NKさんには、本当に、本当に感謝しかありません…。初めてモデルを拝見した時は、まさか本当に受肉できるとは思っておりませんでした…。 https://t.co/kHnpoi0Vvr
— 月ノ美兎🐰 (@MitoTsukino) 2018年4月8日
こういった月ノ美兎の快進撃を受けたのと、アプリが配給できなかった(レベルが配給に耐えられないと評価されたらしい)ことから、にじさんじ(グループ)をマネジメントするいちから株式会社はアプリ開発からライバーマネジメントに舵を切ったという話がある。

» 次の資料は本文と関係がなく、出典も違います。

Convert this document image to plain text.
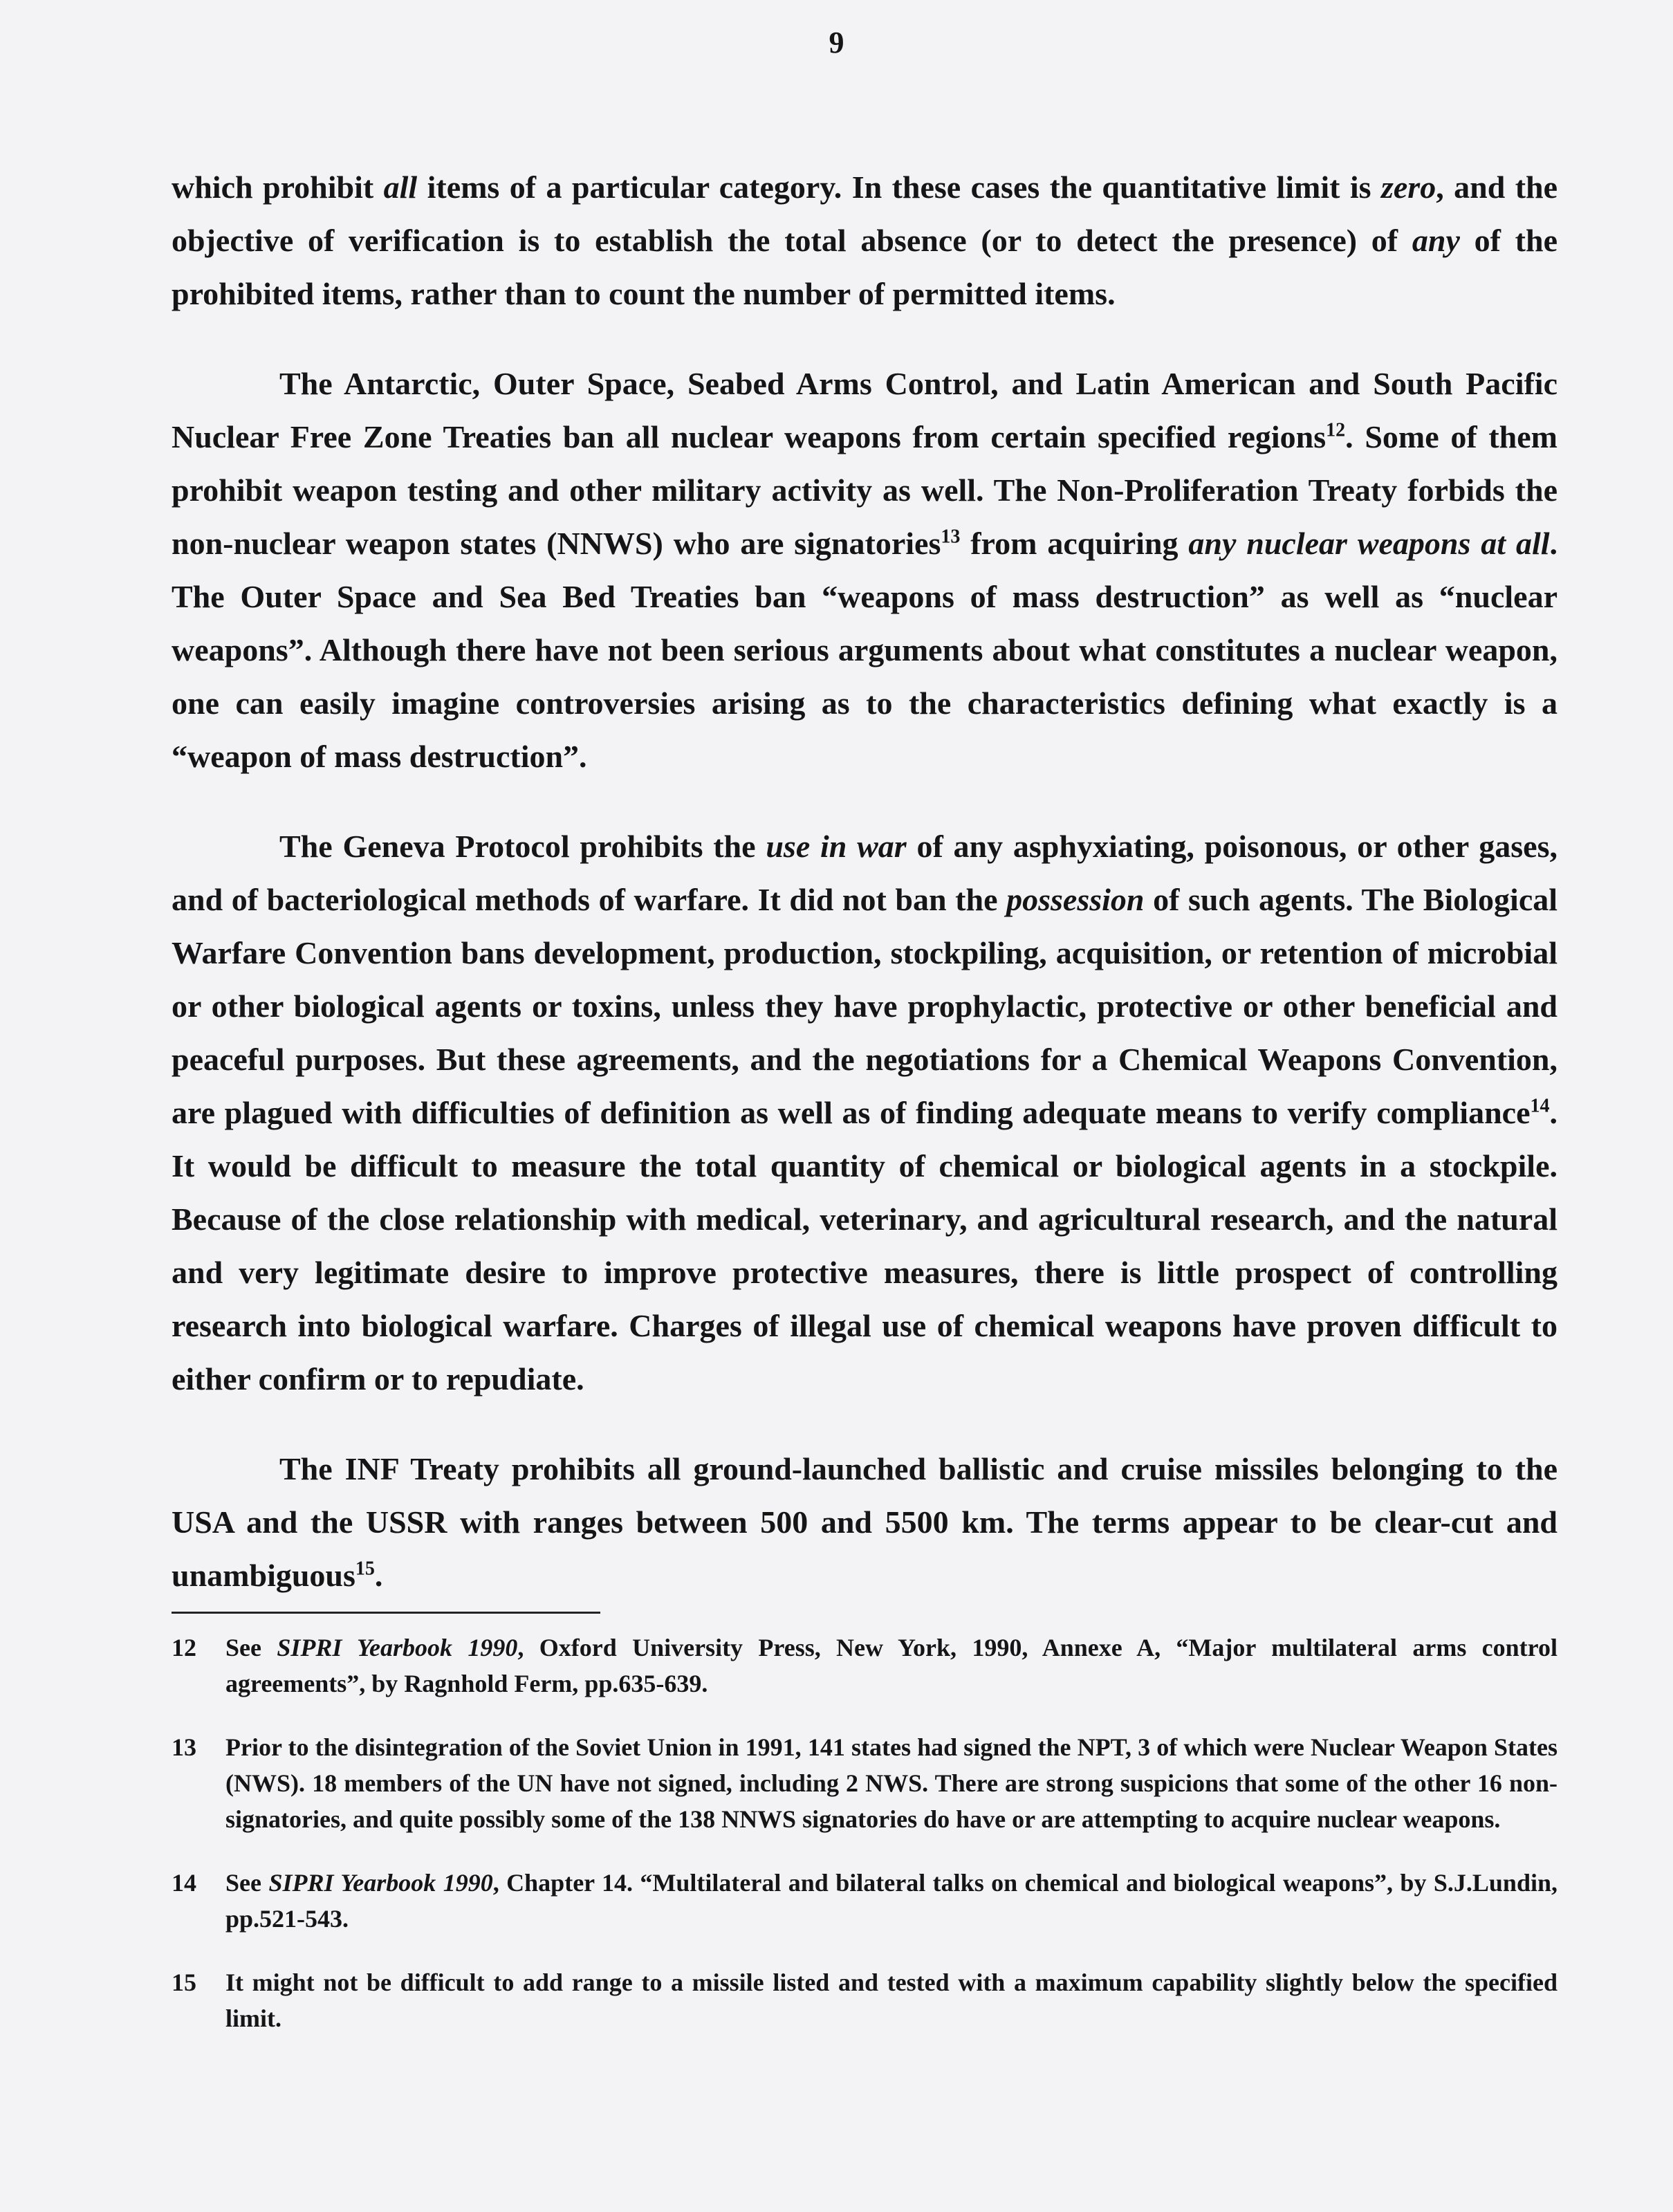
9

which prohibit all items of a particular category. In these cases the quantitative limit is zero, and the objective of verification is to establish the total absence (or to detect the presence) of any of the prohibited items, rather than to count the number of permitted items.

The Antarctic, Outer Space, Seabed Arms Control, and Latin American and South Pacific Nuclear Free Zone Treaties ban all nuclear weapons from certain specified regions$^{12}$. Some of them prohibit weapon testing and other military activity as well. The Non-Proliferation Treaty forbids the non-nuclear weapon states (NNWS) who are signatories$^{13}$ from acquiring any nuclear weapons at all. The Outer Space and Sea Bed Treaties ban “weapons of mass destruction” as well as “nuclear weapons”. Although there have not been serious arguments about what constitutes a nuclear weapon, one can easily imagine controversies arising as to the characteristics defining what exactly is a “weapon of mass destruction”.

The Geneva Protocol prohibits the use in war of any asphyxiating, poisonous, or other gases, and of bacteriological methods of warfare. It did not ban the possession of such agents. The Biological Warfare Convention bans development, production, stockpiling, acquisition, or retention of microbial or other biological agents or toxins, unless they have prophylactic, protective or other beneficial and peaceful purposes. But these agreements, and the negotiations for a Chemical Weapons Convention, are plagued with difficulties of definition as well as of finding adequate means to verify compliance$^{14}$. It would be difficult to measure the total quantity of chemical or biological agents in a stockpile. Because of the close relationship with medical, veterinary, and agricultural research, and the natural and very legitimate desire to improve protective measures, there is little prospect of controlling research into biological warfare. Charges of illegal use of chemical weapons have proven difficult to either confirm or to repudiate.

The INF Treaty prohibits all ground-launched ballistic and cruise missiles belonging to the USA and the USSR with ranges between 500 and 5500 km. The terms appear to be clear-cut and unambiguous$^{15}$.

12	See SIPRI Yearbook 1990, Oxford University Press, New York, 1990, Annexe A, “Major multilateral arms control agreements”, by Ragnhold Ferm, pp.635-639.
13	Prior to the disintegration of the Soviet Union in 1991, 141 states had signed the NPT, 3 of which were Nuclear Weapon States (NWS). 18 members of the UN have not signed, including 2 NWS. There are strong suspicions that some of the other 16 non-signatories, and quite possibly some of the 138 NNWS signatories do have or are attempting to acquire nuclear weapons.
14	See SIPRI Yearbook 1990, Chapter 14. “Multilateral and bilateral talks on chemical and biological weapons”, by S.J.Lundin, pp.521-543.
15	It might not be difficult to add range to a missile listed and tested with a maximum capability slightly below the specified limit.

……本当は2月に富士葵の案件とか猫宮ひなたのデビュー、イヌージョンの「応援ソング」、天魔機忍ver.G結成、ややネガティブな話だと「ぜったい天使くるみちゃんチャンネル削除・のっとり騒動(ミライアカリによる相互連絡カバー、あっくん大魔王の連絡など)」が起こったりしている。おめがシスターズも2月にデビューしてる……のと、他にもにじさんじがいろいろあったんだけど、文字数が多いので次回ちょっと触れます。たぶん。
以下にじさんじについて。
にじさんじは元々アバター開発だったことを含め、「プラットホームにこだわらない」ことが前提だったため、「Vtuber」ではなく「ライバー」と名乗っており、これは現在でも変わっていない。(もとは17Liveの配信者をライバーと呼ぶらしく、これを踏襲しているので、尚更「Vtuber」と呼んではいけない理由になっている)。
さらに言うと「公式ライバー」の呼称も2017年時点でイチナナが用いてまして、にじさんじが公式ライバーと初期メンバーを呼んでいたのもそれに準じていたのだと思いますhttps://t.co/MK9qcy5Ok3 (記事の下の方)
— 泉信行 (@izumino) 2020年6月21日
当初はMirrativeで配信しており、準備が出来たら順にYouTubeLiveに移動していたが、これはライバー(時に1期生・2期生)の自主的なもので、いちから株式会社としては配信用iPhoneXの1台を与えてただけであるとのこと。そもそも「気軽に2次元のアバターを着て配信出来る」が目的なので、それも当然である。
この時期に起こった(自分のような偏見)や、配信慣れしていないが故のイベント(遅刻や著作権侵害、"キャラ崩れ"と呼ばれるようなもの・実際にキャラやロールプレイが言われるように崩れているライバーはいない)が、現在でもアップデートされないで偏見として語られている。